La paga dell’operaio e i compensi dei manager, alcuni rimedi per attenuare lo stress da perdita del lavoro e contenere la chiusura delle aziende.

Secondo fonti non verificabili, in Russia qualsiasi transazione economica deve essere autorizzata dal nuovo Zar. Putin è diventato l’uomo più ricco del paese e forse del pianeta. Molti ritengono che si tratti delle solite leggende urbane come quella relativa all’“oro di Dongo”, finito nelle mani dei partigiani, le cui espressioni politiche hanno fatto credere agli italiani che la Liberazione dalla piaga fascista sia dovuta alla loro militanza anziché alle armate americane. Grazie a questo “mito”, gli eredi della Resistenza sono riusciti ad imporre un loro concetto di libertà e ad occupare, per oltre settant’anni, i centri decisionali del nostro paese, la cultura, l’arte, l’economia. Tutto ciò dimostra che i “guadagni” sono spesso conseguiti attraverso il “potere” e la “suggestione”, anziché per meriti individuali. 
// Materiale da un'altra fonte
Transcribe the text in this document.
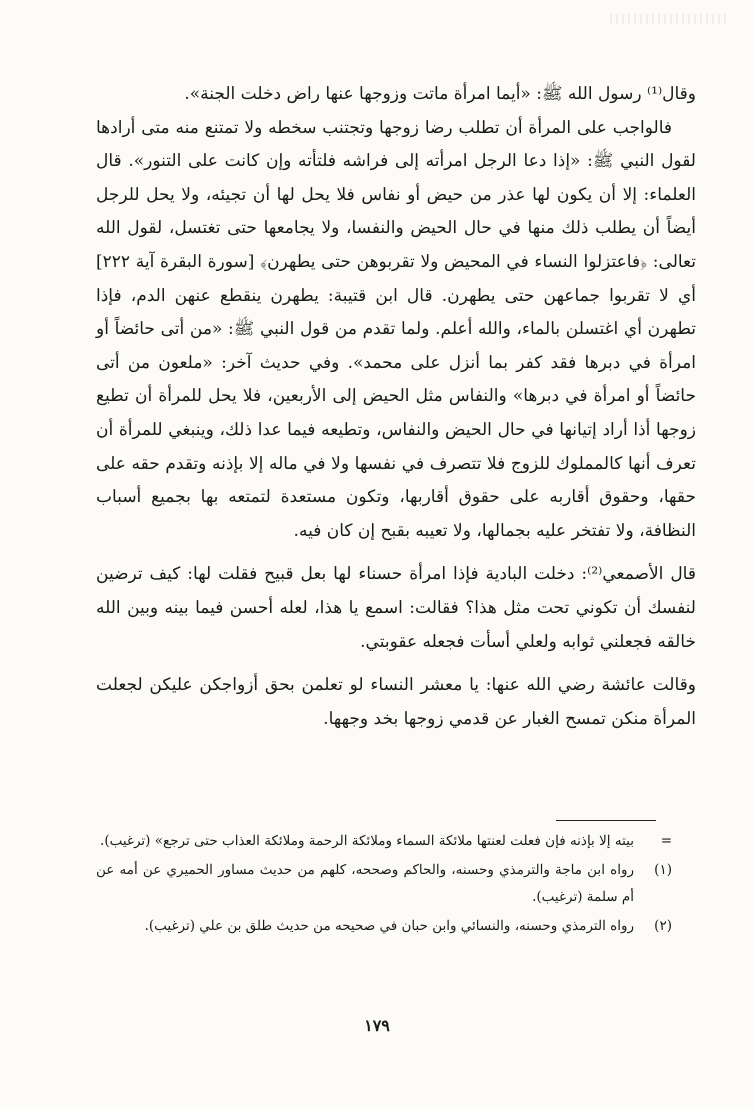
وقال⁽¹⁾ رسول الله ﷺ: «أيما امرأة ماتت وزوجها عنها راض دخلت الجنة».

فالواجب على المرأة أن تطلب رضا زوجها وتجتنب سخطه ولا تمتنع منه متى أرادها لقول النبي ﷺ: «إذا دعا الرجل امرأته إلى فراشه فلتأته وإن كانت على التنور». قال العلماء: إلا أن يكون لها عذر من حيض أو نفاس فلا يحل لها أن تجيئه، ولا يحل للرجل أيضاً أن يطلب ذلك منها في حال الحيض والنفسا، ولا يجامعها حتى تغتسل، لقول الله تعالى: ﴿فاعتزلوا النساء في المحيض ولا تقربوهن حتى يطهرن﴾ [سورة البقرة آية ٢٢٢] أي لا تقربوا جماعهن حتى يطهرن. قال ابن قتيبة: يطهرن ينقطع عنهن الدم، فإذا تطهرن أي اغتسلن بالماء، والله أعلم. ولما تقدم من قول النبي ﷺ: «من أتى حائضاً أو امرأة في دبرها فقد كفر بما أنزل على محمد». وفي حديث آخر: «ملعون من أتى حائضاً أو امرأة في دبرها» والنفاس مثل الحيض إلى الأربعين، فلا يحل للمرأة أن تطيع زوجها أذا أراد إتيانها في حال الحيض والنفاس، وتطيعه فيما عدا ذلك، وينبغي للمرأة أن تعرف أنها كالمملوك للزوج فلا تتصرف في نفسها ولا في ماله إلا بإذنه وتقدم حقه على حقها، وحقوق أقاربه على حقوق أقاربها، وتكون مستعدة لتمتعه بها بجميع أسباب النظافة، ولا تفتخر عليه بجمالها، ولا تعيبه بقبح إن كان فيه.

قال الأصمعي⁽²⁾: دخلت البادية فإذا امرأة حسناء لها بعل قبيح فقلت لها: كيف ترضين لنفسك أن تكوني تحت مثل هذا؟ فقالت: اسمع يا هذا، لعله أحسن فيما بينه وبين الله خالقه فجعلني ثوابه ولعلي أسأت فجعله عقوبتي.

وقالت عائشة رضي الله عنها: يا معشر النساء لو تعلمن بحق أزواجكن عليكن لجعلت المرأة منكن تمسح الغبار عن قدمي زوجها بخد وجهها.

=
بيته إلا بإذنه فإن فعلت لعنتها ملائكة السماء وملائكة الرحمة وملائكة العذاب حتى ترجع» (ترغيب).
(١)
رواه ابن ماجة والترمذي وحسنه، والحاكم وصححه، كلهم من حديث مساور الحميري عن أمه عن أم سلمة (ترغيب).
(٢)
رواه الترمذي وحسنه، والنسائي وابن حبان في صحيحه من حديث طلق بن علي (ترغيب).
١٧٩
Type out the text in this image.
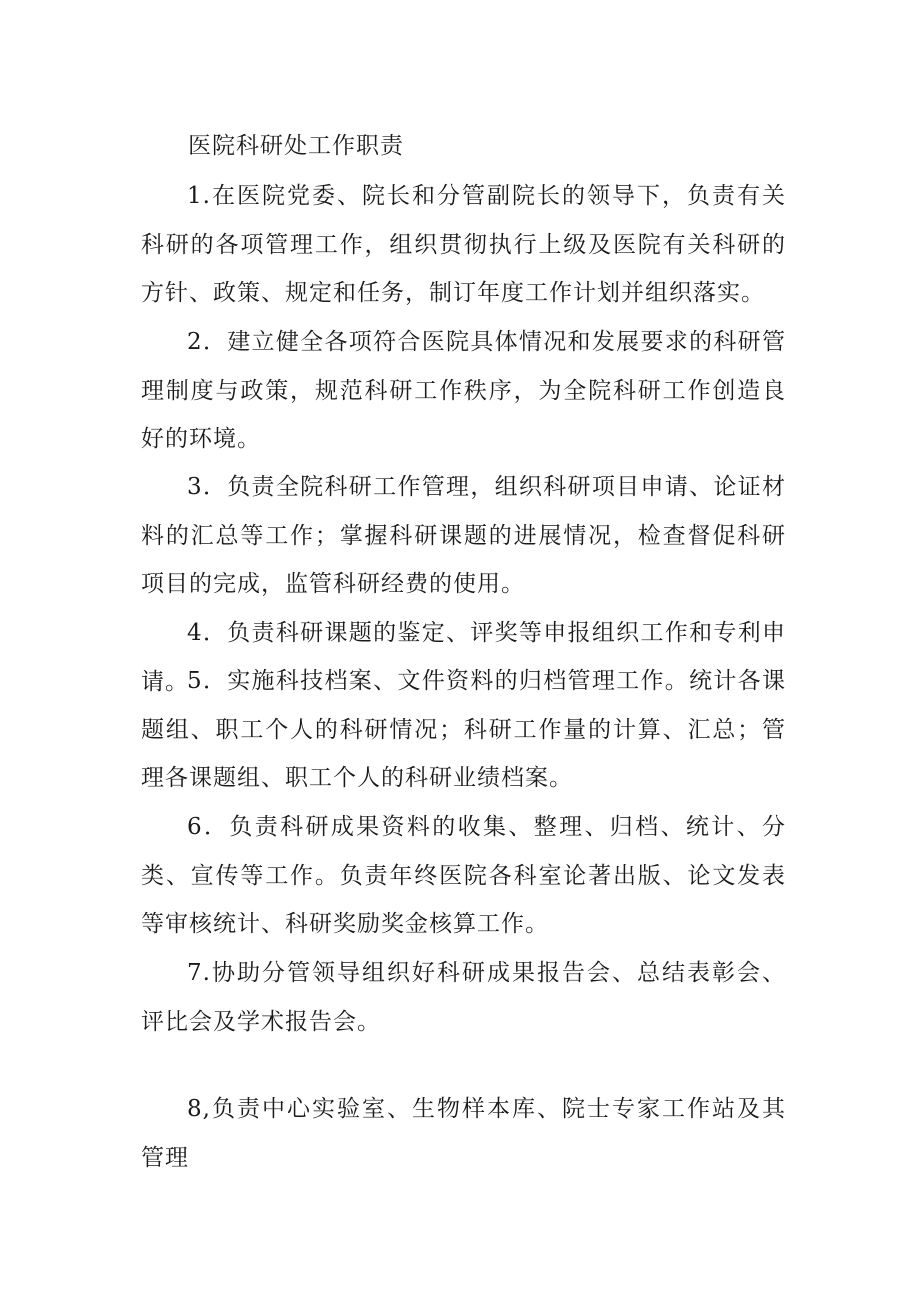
医院科研处工作职责

1.在医院党委、院长和分管副院长的领导下，负责有关科研的各项管理工作，组织贯彻执行上级及医院有关科研的方针、政策、规定和任务，制订年度工作计划并组织落实。

2．建立健全各项符合医院具体情况和发展要求的科研管理制度与政策，规范科研工作秩序，为全院科研工作创造良好的环境。

3．负责全院科研工作管理，组织科研项目申请、论证材料的汇总等工作；掌握科研课题的进展情况，检查督促科研项目的完成，监管科研经费的使用。

4．负责科研课题的鉴定、评奖等申报组织工作和专利申请。

5．实施科技档案、文件资料的归档管理工作。统计各课题组、职工个人的科研情况；科研工作量的计算、汇总；管理各课题组、职工个人的科研业绩档案。

6．负责科研成果资料的收集、整理、归档、统计、分类、宣传等工作。负责年终医院各科室论著出版、论文发表等审核统计、科研奖励奖金核算工作。

7.协助分管领导组织好科研成果报告会、总结表彰会、评比会及学术报告会。

8,负责中心实验室、生物样本库、院士专家工作站及其管理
Una società è giusta quando premia i più capaci. Ad esempio, la gente riconosce che esistono figure professionali “meritevoli” di elevati compensi, come un famoso direttore d’orchestra, un chirurgo o uno scienziato, i quali hanno dedicato tanti anni allo studio e al sacrificio. Questi personaggi godono di un’elevata approvazione sociale, nonostante le battaglie sommerse per la carriera, spesso propiziata dai partiti.

Esistono poi i “manager” che non godono di consenso diffuso, perché i loro guadagni, centinaia di volte superiori a quelli di un operaio, sono giudicati spropositati. E’ un fatto che gli emolumenti dei vecchi “boiardi di Stato”, riferiti ad analogo valore dei complessi amministrati, erano meno di un terzo rispetto a quelli dei manager attuali. Ed è altresì un fatto che le aziende italiane a livello europeo, negli anni della Prima repubblica erano nove, dopo trent’anni di cura mercatista, si sono ridotte a due o tre.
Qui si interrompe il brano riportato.